Their victory was comprehensive.
So, largely, was their education.
The SNP's group of 56 MPs may be overwhelmingly professional and university-educated. But they are also by far the parliamentary faction with the fewest public schoolboys and girls.
An analysis of the background of Scottish MPs show that the vast majority of Nationalists in the Commons went to state secondaries.
We asked all the 59 Scottish MPs where they went to school. All but three - all from the SNP - told us.
All three unionist MPs - one from each of the main anti-independence parties - went to comprehensives.
So too did almost all the SNP group. Only two Nationalist MPs had their education paid for privately.
Edinburgh South-West's Joanna Cherry went to the now closed St Margaret's Convent School in the capital, and Ochil and South Perthshire's, Tasmina Ahmed-Sheikh went to George Heriot's, also in Edinburgh, for her fifth and sixth years. She had earlier attended the capital's Craigmount High comprehensive.
Another MP, Kirsty Blackman, went to the independent Robert Gordon's in Aberdeen, but she did so on a scholarship.
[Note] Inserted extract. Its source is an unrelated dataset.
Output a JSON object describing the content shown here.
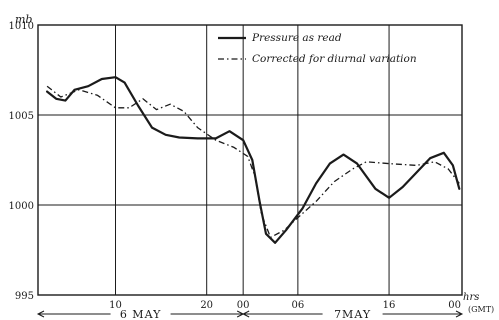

Two other SNP MPs went to grammar schools in Northern Ireland and England.
One, Deidre Brock, went to state high school in her native Western Australia. The rest attended secondary moderns or comprehensives in Scotland.
Many went to well-performing comprehensives in advantaged communities, such as parts of Edinburgh or Royal Deeside. But others attended schools with poor records on churning out youngsters with qualifications. Stewart McDonald, of Glasgow South-West, went to Govan High, a secondary where, in 2013, no child on their fourth-year roll went on to obtain five or more highers.
The Sutton Trust, which studies the educational backgrounds of MPs, reckons just five per cent of SNP members of parliament went to private school. That compares with 17 per cent for Labour, 14 per cent for the Liberal Democrats and 48 per cent for the Conservatives.
The Herald's analysis tallies with this finding, with just three of the 56 SNP MPs - five per cent - declaring that they attended a private school (albeit one not paying to do so).
This is roughly in line with the four per cent of Scottish children who are privately educated.
However, three of the party's MPs have either refused to say where they were educated or failed to do so.
One, Peter Grant, the SNP member for Glenrothes, told us he viewed the information as not "relevant". Mr Grant, an accountant and former teacher, also refused to confirm any details of his university education.
Two more, East Dunbartonshire's John Nicolson and Coatbridge, Chryston & Bellshill's Phil Boswell, failed to respond to repeated requests for information about their schooling.